I am going to share my story with anyone that is drawn to it.  And the story is going to be told in an extremely unique manner.  With words and books?  Yes.  I will be writing fiction & non-fiction.  Public speaking engagements?  Absolutely.  Hopefully the first one will be in June in Plant City, FL.  Showcasing of the talent I’ve scouted & invested in with my work?  No doubt.  Sharing the beautiful energy of the communities in which I live?  You bet.

But here’s the most unique part.  I will continue to blog regularly with present-day updates.  This will be mixed in with me also singing my story.  I will be dancing it too.  I will it tell through films I’ve seen, books I’ve read, theater I’ve experienced.  I will reference TV programs, youtube videos, news stories, and academic articles.  I will paint, take pictures, and prepare food.  And…there will be most definitely be music.  Music, more than anything else, healed me.  I am not sure I’ve ever been more excited than I am for the further discovery of myself through music.  Nothing inspires or moves me more.

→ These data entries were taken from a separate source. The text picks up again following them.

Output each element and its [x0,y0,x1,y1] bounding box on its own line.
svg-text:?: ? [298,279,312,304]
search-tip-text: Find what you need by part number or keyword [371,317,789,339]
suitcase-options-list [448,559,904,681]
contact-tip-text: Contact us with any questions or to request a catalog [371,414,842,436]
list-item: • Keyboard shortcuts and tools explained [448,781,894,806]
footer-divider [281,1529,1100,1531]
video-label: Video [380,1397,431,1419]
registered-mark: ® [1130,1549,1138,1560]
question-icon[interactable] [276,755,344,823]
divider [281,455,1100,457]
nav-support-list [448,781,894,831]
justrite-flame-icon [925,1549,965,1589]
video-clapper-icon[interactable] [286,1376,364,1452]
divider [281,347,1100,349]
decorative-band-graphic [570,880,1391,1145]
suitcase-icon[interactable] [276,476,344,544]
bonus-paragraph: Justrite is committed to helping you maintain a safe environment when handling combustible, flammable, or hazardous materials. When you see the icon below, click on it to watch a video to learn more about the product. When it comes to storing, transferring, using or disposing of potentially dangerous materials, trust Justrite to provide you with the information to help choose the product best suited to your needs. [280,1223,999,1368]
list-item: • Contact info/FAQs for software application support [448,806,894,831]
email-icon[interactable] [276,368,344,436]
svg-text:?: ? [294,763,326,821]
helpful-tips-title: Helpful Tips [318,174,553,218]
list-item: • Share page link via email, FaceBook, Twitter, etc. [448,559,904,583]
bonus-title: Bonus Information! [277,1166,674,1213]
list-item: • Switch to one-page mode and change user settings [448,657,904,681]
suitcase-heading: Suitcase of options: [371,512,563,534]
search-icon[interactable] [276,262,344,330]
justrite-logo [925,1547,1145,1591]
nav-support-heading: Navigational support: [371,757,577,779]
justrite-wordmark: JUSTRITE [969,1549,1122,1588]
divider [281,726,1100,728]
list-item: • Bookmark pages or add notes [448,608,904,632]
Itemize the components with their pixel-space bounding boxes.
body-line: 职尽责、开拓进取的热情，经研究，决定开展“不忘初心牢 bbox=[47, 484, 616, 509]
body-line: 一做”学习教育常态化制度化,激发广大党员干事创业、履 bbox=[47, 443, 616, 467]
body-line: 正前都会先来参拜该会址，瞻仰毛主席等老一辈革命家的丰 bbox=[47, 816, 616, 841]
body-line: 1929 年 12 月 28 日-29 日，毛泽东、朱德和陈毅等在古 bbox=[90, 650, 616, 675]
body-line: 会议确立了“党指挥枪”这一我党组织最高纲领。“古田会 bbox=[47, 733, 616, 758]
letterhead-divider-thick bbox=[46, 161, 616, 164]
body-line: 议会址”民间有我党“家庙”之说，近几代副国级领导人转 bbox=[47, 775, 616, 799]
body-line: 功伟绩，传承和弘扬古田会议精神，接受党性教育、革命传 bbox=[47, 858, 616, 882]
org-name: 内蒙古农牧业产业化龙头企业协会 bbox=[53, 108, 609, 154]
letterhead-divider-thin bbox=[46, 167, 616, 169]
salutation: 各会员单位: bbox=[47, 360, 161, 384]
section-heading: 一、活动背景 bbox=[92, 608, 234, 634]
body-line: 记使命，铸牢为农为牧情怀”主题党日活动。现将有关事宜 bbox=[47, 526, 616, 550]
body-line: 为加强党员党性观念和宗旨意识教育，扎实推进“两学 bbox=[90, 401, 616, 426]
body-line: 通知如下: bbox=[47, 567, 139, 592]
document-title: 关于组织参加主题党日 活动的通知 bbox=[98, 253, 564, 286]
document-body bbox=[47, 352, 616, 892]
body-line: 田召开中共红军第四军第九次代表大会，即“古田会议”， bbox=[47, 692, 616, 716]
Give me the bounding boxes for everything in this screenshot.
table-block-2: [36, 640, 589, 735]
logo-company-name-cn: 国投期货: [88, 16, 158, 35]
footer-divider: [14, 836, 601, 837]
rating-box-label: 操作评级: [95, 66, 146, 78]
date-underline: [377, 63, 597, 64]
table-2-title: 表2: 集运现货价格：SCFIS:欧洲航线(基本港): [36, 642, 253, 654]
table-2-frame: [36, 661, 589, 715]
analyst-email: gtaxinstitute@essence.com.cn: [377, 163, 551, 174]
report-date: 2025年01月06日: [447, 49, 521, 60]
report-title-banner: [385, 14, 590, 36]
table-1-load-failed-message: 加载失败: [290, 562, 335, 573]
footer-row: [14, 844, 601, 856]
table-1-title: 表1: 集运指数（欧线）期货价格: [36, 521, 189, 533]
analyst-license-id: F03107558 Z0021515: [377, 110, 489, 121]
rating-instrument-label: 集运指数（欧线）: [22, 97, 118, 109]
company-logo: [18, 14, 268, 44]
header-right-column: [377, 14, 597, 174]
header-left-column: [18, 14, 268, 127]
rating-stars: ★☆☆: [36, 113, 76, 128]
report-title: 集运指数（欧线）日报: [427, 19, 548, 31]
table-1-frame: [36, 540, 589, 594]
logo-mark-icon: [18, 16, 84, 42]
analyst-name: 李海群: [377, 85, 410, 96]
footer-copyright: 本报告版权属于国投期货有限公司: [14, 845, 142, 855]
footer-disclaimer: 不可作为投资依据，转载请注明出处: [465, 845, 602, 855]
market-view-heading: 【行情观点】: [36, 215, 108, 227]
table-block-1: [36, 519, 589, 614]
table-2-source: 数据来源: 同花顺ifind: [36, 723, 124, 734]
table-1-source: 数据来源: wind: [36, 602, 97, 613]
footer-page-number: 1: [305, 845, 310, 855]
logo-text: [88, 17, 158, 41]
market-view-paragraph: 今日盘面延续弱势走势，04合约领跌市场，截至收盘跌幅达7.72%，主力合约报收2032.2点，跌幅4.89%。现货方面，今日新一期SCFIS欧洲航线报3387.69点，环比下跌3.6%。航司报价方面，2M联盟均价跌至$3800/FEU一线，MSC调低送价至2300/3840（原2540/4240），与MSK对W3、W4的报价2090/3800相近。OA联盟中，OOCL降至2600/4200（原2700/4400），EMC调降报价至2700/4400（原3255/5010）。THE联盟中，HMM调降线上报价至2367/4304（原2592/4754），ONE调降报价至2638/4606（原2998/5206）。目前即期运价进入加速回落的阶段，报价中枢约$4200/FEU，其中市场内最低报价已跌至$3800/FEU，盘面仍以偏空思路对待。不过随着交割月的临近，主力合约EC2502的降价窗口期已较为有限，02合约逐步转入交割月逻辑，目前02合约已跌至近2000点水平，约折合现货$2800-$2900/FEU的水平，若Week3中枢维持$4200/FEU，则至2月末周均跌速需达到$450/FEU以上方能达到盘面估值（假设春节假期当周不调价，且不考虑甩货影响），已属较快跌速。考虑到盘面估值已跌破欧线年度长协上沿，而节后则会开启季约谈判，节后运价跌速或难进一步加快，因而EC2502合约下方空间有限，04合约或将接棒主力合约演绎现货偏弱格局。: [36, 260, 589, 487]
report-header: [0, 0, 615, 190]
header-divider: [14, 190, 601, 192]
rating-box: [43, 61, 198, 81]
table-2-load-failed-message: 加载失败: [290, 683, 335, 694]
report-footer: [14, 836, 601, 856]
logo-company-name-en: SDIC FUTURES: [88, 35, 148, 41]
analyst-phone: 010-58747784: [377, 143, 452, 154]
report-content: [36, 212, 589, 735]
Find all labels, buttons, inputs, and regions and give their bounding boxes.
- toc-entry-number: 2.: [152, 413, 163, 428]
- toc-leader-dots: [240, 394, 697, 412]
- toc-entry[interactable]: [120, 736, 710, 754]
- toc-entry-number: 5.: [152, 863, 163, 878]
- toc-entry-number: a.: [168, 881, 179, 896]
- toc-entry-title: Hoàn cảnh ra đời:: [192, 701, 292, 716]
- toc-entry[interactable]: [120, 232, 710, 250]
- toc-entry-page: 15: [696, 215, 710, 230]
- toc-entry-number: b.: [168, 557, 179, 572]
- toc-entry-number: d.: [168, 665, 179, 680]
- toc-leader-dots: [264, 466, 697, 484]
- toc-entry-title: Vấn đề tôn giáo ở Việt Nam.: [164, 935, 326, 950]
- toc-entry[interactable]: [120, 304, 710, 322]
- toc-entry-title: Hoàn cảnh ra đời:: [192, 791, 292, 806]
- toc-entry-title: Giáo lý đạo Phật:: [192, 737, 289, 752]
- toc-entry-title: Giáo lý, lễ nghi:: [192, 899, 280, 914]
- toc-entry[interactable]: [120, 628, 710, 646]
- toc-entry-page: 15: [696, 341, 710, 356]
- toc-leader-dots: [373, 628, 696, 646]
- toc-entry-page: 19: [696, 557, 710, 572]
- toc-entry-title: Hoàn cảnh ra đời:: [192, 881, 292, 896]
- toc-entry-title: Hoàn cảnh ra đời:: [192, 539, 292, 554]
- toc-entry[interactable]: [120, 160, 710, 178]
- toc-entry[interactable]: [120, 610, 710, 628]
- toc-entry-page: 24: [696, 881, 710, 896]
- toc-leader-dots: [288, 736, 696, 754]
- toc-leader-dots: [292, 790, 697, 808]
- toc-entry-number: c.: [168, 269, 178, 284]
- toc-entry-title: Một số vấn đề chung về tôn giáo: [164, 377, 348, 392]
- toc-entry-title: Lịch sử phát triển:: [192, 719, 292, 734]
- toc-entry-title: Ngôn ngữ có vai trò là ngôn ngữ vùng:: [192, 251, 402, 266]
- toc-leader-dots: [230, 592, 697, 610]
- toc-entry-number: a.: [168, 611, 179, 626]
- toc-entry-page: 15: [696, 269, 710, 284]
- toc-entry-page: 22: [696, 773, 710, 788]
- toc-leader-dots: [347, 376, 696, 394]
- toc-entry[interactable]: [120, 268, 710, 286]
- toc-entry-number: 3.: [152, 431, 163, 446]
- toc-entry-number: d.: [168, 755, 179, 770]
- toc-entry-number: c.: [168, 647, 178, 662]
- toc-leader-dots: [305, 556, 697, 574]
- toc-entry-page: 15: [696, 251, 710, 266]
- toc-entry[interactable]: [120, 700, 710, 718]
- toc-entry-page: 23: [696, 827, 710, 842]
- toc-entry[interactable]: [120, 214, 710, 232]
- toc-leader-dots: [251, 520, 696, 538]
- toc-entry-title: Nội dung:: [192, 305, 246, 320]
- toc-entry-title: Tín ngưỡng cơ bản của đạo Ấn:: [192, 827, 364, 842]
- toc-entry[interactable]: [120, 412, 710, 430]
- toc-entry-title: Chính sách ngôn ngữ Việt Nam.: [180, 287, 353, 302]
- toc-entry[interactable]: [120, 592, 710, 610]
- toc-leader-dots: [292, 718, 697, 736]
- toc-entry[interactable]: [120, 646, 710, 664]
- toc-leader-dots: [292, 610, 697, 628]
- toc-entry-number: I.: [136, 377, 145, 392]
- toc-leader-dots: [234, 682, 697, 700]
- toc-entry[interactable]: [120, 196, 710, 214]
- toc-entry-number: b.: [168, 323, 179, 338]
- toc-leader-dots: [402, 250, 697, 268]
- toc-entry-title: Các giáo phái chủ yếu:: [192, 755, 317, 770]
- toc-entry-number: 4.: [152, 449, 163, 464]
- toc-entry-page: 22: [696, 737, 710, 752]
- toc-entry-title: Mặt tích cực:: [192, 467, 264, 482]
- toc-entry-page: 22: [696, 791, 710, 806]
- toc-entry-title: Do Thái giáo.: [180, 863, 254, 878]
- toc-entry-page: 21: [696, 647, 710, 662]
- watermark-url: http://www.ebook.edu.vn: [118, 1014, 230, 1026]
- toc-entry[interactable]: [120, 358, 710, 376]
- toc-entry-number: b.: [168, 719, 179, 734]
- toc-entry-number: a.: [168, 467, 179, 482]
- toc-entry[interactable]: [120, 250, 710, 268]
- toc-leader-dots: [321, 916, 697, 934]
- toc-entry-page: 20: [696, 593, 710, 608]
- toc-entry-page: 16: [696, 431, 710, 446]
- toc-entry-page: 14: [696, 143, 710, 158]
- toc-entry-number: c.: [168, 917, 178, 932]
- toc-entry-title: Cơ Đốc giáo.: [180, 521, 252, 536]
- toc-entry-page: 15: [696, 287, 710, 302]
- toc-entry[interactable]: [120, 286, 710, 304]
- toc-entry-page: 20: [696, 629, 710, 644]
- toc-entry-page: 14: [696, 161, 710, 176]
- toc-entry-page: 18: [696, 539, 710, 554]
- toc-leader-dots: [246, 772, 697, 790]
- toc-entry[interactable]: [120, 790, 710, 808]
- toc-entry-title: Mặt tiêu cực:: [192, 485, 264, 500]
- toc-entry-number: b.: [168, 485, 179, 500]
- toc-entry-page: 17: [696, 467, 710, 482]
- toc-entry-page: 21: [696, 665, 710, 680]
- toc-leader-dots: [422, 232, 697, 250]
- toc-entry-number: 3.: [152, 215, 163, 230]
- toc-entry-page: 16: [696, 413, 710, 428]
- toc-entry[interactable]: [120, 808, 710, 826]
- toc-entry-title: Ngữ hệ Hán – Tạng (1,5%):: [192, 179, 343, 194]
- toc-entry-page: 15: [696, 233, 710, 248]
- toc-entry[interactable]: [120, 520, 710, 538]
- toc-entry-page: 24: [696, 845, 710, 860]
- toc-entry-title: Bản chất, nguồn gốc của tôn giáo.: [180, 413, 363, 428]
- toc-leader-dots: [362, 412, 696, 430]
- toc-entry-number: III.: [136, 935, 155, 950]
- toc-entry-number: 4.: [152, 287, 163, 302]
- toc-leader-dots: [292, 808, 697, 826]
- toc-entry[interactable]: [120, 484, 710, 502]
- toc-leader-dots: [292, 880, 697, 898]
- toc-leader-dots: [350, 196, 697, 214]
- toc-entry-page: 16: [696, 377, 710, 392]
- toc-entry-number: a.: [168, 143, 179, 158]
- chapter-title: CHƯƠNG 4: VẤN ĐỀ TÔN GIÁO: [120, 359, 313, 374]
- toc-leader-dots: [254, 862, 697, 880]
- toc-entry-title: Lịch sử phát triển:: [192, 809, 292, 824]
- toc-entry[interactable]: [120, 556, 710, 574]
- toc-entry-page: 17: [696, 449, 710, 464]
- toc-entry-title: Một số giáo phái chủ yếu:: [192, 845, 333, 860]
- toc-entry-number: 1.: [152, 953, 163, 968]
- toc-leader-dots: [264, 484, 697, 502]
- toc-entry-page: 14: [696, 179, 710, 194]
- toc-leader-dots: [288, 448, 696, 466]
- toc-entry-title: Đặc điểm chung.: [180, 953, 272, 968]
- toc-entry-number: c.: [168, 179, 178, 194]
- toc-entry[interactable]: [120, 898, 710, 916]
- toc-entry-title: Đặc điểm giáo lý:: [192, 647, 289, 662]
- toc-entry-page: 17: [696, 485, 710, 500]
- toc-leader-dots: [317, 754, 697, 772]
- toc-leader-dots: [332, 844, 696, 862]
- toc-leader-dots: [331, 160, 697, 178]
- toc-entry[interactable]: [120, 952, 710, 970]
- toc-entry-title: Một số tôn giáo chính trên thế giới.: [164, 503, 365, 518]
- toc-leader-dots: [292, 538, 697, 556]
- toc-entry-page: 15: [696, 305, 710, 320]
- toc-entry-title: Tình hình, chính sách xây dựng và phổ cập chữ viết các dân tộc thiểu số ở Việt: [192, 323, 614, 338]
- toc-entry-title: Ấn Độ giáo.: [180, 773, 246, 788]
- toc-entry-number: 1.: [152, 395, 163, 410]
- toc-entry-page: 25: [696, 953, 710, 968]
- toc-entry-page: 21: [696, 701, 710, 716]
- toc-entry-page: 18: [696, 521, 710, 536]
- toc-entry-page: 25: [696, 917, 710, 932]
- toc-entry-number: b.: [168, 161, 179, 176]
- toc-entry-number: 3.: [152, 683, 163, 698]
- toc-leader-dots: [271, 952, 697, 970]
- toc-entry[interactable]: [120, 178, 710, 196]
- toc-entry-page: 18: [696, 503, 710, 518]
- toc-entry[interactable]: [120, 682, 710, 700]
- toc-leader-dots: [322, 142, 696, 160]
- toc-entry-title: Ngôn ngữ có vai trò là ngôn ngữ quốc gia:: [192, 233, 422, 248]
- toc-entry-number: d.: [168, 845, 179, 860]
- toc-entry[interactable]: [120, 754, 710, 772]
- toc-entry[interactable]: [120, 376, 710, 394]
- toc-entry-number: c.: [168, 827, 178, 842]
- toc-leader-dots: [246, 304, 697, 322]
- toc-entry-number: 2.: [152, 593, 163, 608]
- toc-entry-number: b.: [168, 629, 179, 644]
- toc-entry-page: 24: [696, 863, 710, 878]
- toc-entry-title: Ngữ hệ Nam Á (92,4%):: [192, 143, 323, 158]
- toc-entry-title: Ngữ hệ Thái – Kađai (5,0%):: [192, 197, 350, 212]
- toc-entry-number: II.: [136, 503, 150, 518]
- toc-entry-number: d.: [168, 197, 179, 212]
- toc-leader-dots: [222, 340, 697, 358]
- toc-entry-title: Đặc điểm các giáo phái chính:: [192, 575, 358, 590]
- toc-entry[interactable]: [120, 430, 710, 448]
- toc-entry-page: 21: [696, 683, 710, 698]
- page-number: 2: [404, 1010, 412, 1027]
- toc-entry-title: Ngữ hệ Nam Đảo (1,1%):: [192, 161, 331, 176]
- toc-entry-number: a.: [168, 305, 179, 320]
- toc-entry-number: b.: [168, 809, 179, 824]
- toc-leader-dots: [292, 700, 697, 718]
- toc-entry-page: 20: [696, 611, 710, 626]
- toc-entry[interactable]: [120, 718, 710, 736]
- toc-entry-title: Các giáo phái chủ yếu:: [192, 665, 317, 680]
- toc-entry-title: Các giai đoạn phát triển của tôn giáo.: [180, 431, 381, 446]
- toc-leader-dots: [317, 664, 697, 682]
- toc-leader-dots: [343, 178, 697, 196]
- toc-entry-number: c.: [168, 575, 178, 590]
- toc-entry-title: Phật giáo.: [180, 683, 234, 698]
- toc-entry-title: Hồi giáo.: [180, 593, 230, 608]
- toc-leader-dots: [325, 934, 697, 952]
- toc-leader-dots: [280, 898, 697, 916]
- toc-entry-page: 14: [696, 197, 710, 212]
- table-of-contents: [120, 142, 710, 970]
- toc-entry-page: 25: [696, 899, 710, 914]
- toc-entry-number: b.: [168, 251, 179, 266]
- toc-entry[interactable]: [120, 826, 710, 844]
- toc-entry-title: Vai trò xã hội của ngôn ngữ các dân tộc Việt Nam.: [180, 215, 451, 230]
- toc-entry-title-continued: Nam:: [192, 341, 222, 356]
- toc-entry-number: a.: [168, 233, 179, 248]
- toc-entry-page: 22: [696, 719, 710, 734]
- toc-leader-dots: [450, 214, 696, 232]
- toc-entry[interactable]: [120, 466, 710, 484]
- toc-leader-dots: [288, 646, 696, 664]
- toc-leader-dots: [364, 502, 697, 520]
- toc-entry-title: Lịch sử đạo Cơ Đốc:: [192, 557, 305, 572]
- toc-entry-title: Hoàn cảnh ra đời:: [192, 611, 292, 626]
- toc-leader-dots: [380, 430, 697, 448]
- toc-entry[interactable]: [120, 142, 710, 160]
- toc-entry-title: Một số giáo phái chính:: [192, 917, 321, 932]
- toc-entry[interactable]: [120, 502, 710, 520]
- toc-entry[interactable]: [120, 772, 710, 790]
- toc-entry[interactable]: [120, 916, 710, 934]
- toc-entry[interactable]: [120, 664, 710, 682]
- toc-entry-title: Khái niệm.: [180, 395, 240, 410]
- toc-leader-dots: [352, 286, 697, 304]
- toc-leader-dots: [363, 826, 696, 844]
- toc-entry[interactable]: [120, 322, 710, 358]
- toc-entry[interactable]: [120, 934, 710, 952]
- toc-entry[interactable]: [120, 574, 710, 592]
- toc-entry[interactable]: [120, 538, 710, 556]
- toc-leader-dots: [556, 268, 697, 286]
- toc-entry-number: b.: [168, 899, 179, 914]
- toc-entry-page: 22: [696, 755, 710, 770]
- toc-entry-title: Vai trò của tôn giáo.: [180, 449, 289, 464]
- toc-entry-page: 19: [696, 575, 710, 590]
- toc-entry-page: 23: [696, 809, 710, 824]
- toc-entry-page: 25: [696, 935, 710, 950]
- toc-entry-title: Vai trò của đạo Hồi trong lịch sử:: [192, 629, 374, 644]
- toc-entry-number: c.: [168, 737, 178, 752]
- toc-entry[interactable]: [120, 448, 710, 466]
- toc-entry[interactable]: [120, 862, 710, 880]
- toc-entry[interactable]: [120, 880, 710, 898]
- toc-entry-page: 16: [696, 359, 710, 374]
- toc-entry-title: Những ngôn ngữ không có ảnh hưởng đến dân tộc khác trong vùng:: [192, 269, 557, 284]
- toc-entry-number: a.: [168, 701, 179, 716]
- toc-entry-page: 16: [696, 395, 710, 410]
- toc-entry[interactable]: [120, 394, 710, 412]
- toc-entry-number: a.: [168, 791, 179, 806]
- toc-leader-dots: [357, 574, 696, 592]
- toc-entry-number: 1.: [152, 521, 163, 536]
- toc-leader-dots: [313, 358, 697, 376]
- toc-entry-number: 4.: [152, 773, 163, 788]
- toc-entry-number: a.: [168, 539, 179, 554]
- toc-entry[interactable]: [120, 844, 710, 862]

I am loving and I am living like never before.  I have absolutely no idea what will come out of me.  I am not embarrassed.  I am not scared.  I want only to inspire with my vision and with what is in my heart.  If there is anyone else out there like me … someone who has been hiding from life for most of their years … someone who is aware of how alive they are on the inside but still terrified to begin to let it come out.  Please use my example to just begin to let go somewhere…anywhere!  Just let go a little bit and the rest will take care of itself.  I promise you.  This energy … the energy of love … once it sees a gap, it will take full advantage.  You will get a taste of this freedom … of REAL control of yourself … and your entire world will change very quickly.  Let your spirits soar…that is why we are here.  To love and to have fun!!

Aly(son) – the athlete, the academic, AND the artist!